One day in class, the students were having to carry out some exam preparation with a rather banal task of ‘describe a past event in 150 words’ (yawn). No idea where these rubric writers get their ideas from – How about ‘tell me a story’ – the students had plenty of those, and were good at telling them too. Anyway the students started their writing in class and then finished it off for homework. One Kurdish student who we shall call Hamed (not real name of course) handed me his essay by hand at the beginning of the next class. I put the carefully written and presented piece of writing on the desk next to me and started class. But I was intrigued by it, the way Hamed had personally given it to me at the beginning of the lesson. So I waited impatiently for the break so I could read it.
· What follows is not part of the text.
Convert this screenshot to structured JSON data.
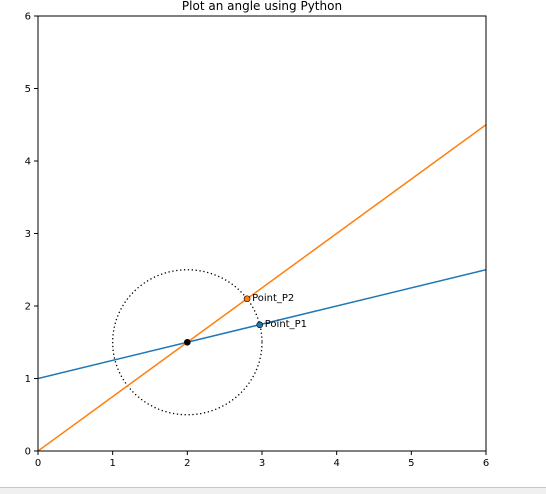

Now this is how the story went (in my words from memory)
I will describe my past event – I remember one day. It was a terrible day. I was ten years old. We were running away. It was terrible, people were crying and dying. We were in the mountains, it was cold, very cold. We were frightened of soldiers all the time. Sometimes we stopped to have a rest. We didn’t have any food or water. Sometimes we stopped to bury people because they were dead and we buried them there. I was very sad but my life is better now. I know I shouldn’t talk about politics, I’m sorry Mr Richard.
From wikipedia:Blackboards (Persian: تخته سیاه, Takhté siah) is a 2000 Iranian film directed by Samira Makhmalbaf. It focuses on a group of Kurdish refugees after the chemical bombing of Halabja by Saddam Hussein’s. The screenplay was co-written by Makhmalbaf with her father,Mohsen Makhmalbaf. The dialogue is entirely in Kurdish. Makhmalbaf describes it as “something between reality and fiction. Smuggling, being homeless, and people’s efforts to survive are all part of reality… the film, as a whole, is a metaphor.
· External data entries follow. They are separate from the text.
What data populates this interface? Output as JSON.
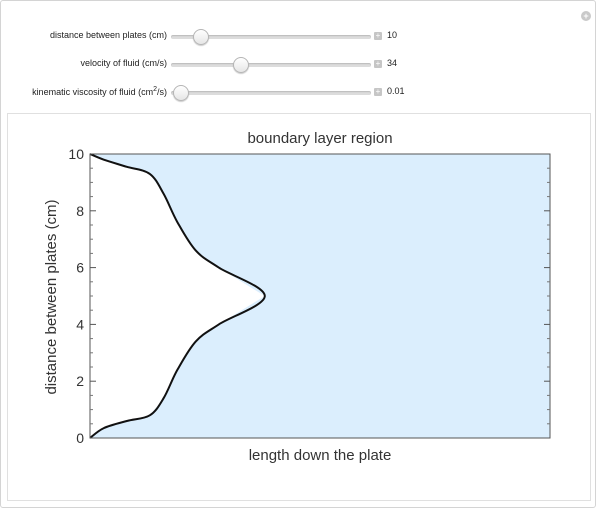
{
  "controls": [
    {
      "label": "distance between plates (cm)",
      "value": "10",
      "fraction": 0.15
    },
    {
      "label": "velocity of fluid (cm/s)",
      "value": "34",
      "fraction": 0.35
    },
    {
      "label_pre": "kinematic viscosity of fluid (cm",
      "label_sup": "2",
      "label_post": "/s)",
      "value": "0.01",
      "fraction": 0.05
    }
  ],
  "chart_data": {
    "type": "line",
    "title": "boundary layer region",
    "xlabel": "length down the plate",
    "ylabel": "distance between plates (cm)",
    "ylim": [
      0,
      10
    ],
    "xlim": [
      0,
      10
    ],
    "yticks": [
      "0",
      "2",
      "4",
      "6",
      "8",
      "10"
    ],
    "fill_color": "#dbeefd",
    "line_color": "#111111",
    "series": [
      {
        "x": [
          0.0,
          0.3,
          0.8,
          1.3,
          1.6,
          1.9,
          2.3,
          2.8,
          3.8,
          2.8,
          2.3,
          1.9,
          1.6,
          1.3,
          0.8,
          0.3,
          0.0
        ],
        "y": [
          0.0,
          0.35,
          0.6,
          0.8,
          1.4,
          2.4,
          3.4,
          4.0,
          5.0,
          6.0,
          6.6,
          7.6,
          8.6,
          9.3,
          9.55,
          9.8,
          10.0
        ]
      }
    ]
  }
}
The story: Kurdish teachers, carrying blackboards on their backs, look for students in the hills and villages of Iran, near the Iraqi border during the Iran-Iraq war. Said falls in with a group of old men looking for their bombed-out village; he offers to guide them, and takes as his wife Halaleh, the clan’s lone woman, a widow with a young son. Reeboir attaches himself to a dozen pre-teen boys weighed down by contraband they carry across the border; they’re mules, always on the move. Said and Reeboir try to teach as their potential students keep walking. Danger is close; armed soldiers patrol the skies, the roads, and the border. Is there a role for a teacher? Is there hope?
I was very taken by this film on first watching and have been ever since. It tells many stories, and this short clips says so much. As the article on Wikipedia points out, the film is a metaphor, but there are many here, depending on interpretation. I see metaphors of identity, of people’s endless searching for themselves among the stones and debris of conflict and inequality. The teacher’s promises of empowerment through literacy are rejected and embraced in the film respectively by the two children. The first boy who doesn’t need the ‘stories’ as he already has ‘a hundred’ of his own, while in contrast the second boy ‘Reeboir’ seeks to discover himself through learning to write his name. Isn’t this where education begins, a border crossing between being ‘called’ a name and to putting it down in words for yourself, where what remained unseen, somehow becomes visible?
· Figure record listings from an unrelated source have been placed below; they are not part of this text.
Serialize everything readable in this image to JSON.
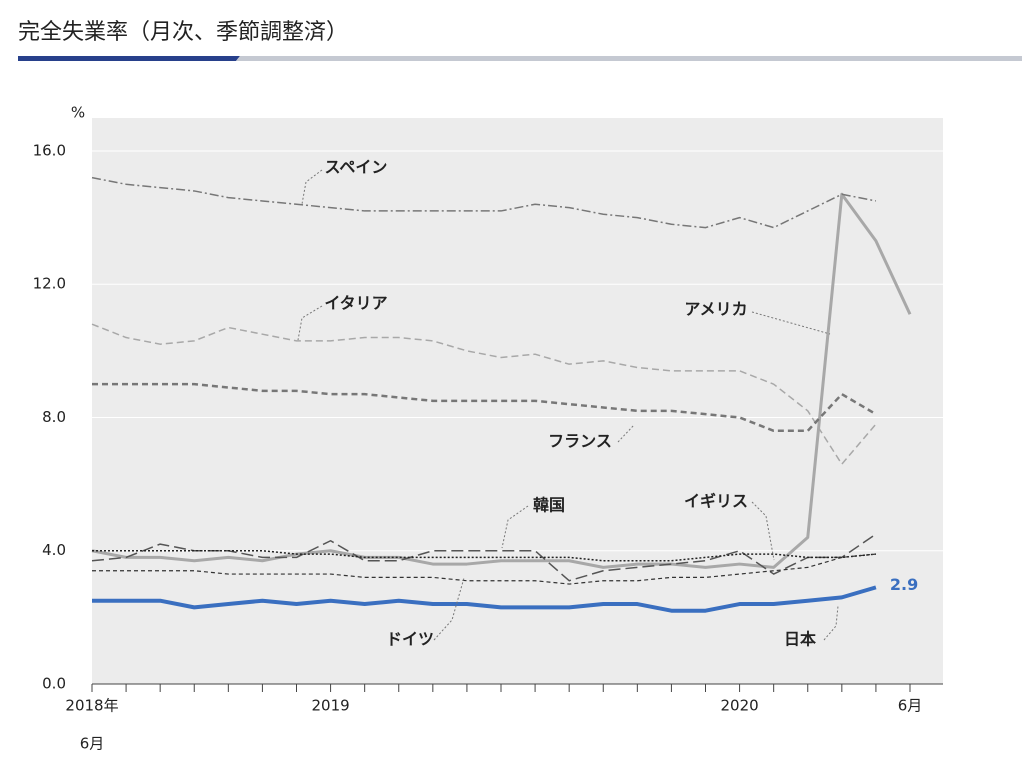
{
  "chart_data": {
    "type": "line",
    "title": "完全失業率（月次、季節調整済）",
    "y_unit": "%",
    "categories": [
      "2018年",
      null,
      null,
      null,
      null,
      null,
      null,
      "2019",
      null,
      null,
      null,
      null,
      null,
      null,
      null,
      null,
      null,
      null,
      null,
      "2020",
      null,
      null,
      null,
      null,
      "6月"
    ],
    "start_month_label": "6月",
    "ylim": [
      0,
      17.5
    ],
    "yticks": [
      {
        "value": 0,
        "label": "0.0"
      },
      {
        "value": 4,
        "label": "4.0"
      },
      {
        "value": 8,
        "label": "8.0"
      },
      {
        "value": 12,
        "label": "12.0"
      },
      {
        "value": 16,
        "label": "16.0"
      }
    ],
    "grid": true,
    "series": [
      {
        "name": "日本",
        "color": "#3a6fc0",
        "width": 4,
        "dash": "none",
        "values": [
          2.5,
          2.5,
          2.5,
          2.3,
          2.4,
          2.5,
          2.4,
          2.5,
          2.4,
          2.5,
          2.4,
          2.4,
          2.3,
          2.3,
          2.3,
          2.4,
          2.4,
          2.2,
          2.2,
          2.4,
          2.4,
          2.5,
          2.6,
          2.9,
          null
        ]
      },
      {
        "name": "アメリカ",
        "color": "#a8a8a8",
        "width": 3,
        "dash": "none",
        "values": [
          4.0,
          3.8,
          3.8,
          3.7,
          3.8,
          3.7,
          3.9,
          4.0,
          3.8,
          3.8,
          3.6,
          3.6,
          3.7,
          3.7,
          3.7,
          3.5,
          3.6,
          3.6,
          3.5,
          3.6,
          3.5,
          4.4,
          14.7,
          13.3,
          11.1
        ]
      },
      {
        "name": "スペイン",
        "color": "#777777",
        "width": 1.5,
        "dash": "9 3 2 3",
        "values": [
          15.2,
          15.0,
          14.9,
          14.8,
          14.6,
          14.5,
          14.4,
          14.3,
          14.2,
          14.2,
          14.2,
          14.2,
          14.2,
          14.4,
          14.3,
          14.1,
          14.0,
          13.8,
          13.7,
          14.0,
          13.7,
          14.2,
          14.7,
          14.5,
          null
        ]
      },
      {
        "name": "イタリア",
        "color": "#a8a8a8",
        "width": 1.5,
        "dash": "7 4",
        "values": [
          10.8,
          10.4,
          10.2,
          10.3,
          10.7,
          10.5,
          10.3,
          10.3,
          10.4,
          10.4,
          10.3,
          10.0,
          9.8,
          9.9,
          9.6,
          9.7,
          9.5,
          9.4,
          9.4,
          9.4,
          9.0,
          8.2,
          6.6,
          7.8,
          null
        ]
      },
      {
        "name": "フランス",
        "color": "#777777",
        "width": 2.5,
        "dash": "6 4",
        "values": [
          9.0,
          9.0,
          9.0,
          9.0,
          8.9,
          8.8,
          8.8,
          8.7,
          8.7,
          8.6,
          8.5,
          8.5,
          8.5,
          8.5,
          8.4,
          8.3,
          8.2,
          8.2,
          8.1,
          8.0,
          7.6,
          7.6,
          8.7,
          8.1,
          null
        ]
      },
      {
        "name": "韓国",
        "color": "#555555",
        "width": 1.5,
        "dash": "12 5",
        "values": [
          3.7,
          3.8,
          4.2,
          4.0,
          4.0,
          3.8,
          3.8,
          4.3,
          3.7,
          3.7,
          4.0,
          4.0,
          4.0,
          4.0,
          3.1,
          3.4,
          3.5,
          3.6,
          3.7,
          4.0,
          3.3,
          3.8,
          3.8,
          4.5,
          null
        ]
      },
      {
        "name": "イギリス",
        "color": "#222222",
        "width": 1.5,
        "dash": "2 2",
        "values": [
          4.0,
          4.0,
          4.0,
          4.0,
          4.0,
          4.0,
          3.9,
          3.9,
          3.8,
          3.8,
          3.8,
          3.8,
          3.8,
          3.8,
          3.8,
          3.7,
          3.7,
          3.7,
          3.8,
          3.9,
          3.9,
          3.8,
          3.8,
          3.9,
          null
        ]
      },
      {
        "name": "ドイツ",
        "color": "#333333",
        "width": 1.2,
        "dash": "4 3",
        "values": [
          3.4,
          3.4,
          3.4,
          3.4,
          3.3,
          3.3,
          3.3,
          3.3,
          3.2,
          3.2,
          3.2,
          3.1,
          3.1,
          3.1,
          3.0,
          3.1,
          3.1,
          3.2,
          3.2,
          3.3,
          3.4,
          3.5,
          3.8,
          3.9,
          null
        ]
      }
    ]
  }
}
But at stake here are not only the identities of the children but also those of the teacher’s In the film we see the teacher’s struggle to ply his trade among the endless shifting to and fro across the border region. “What do you do?”, asks Reeboir. “I’m a teacher” comes the reply. I often feel like Reeboir the teacher in the film. As a nomad searching for that identity, that teacher-self, in a forever changing landscape, always moving backwards and forwards across borders, in a kind of no-man’s land where nothing stays still for too long.
Do you make this journey all the time? Aren’t you feeling tired?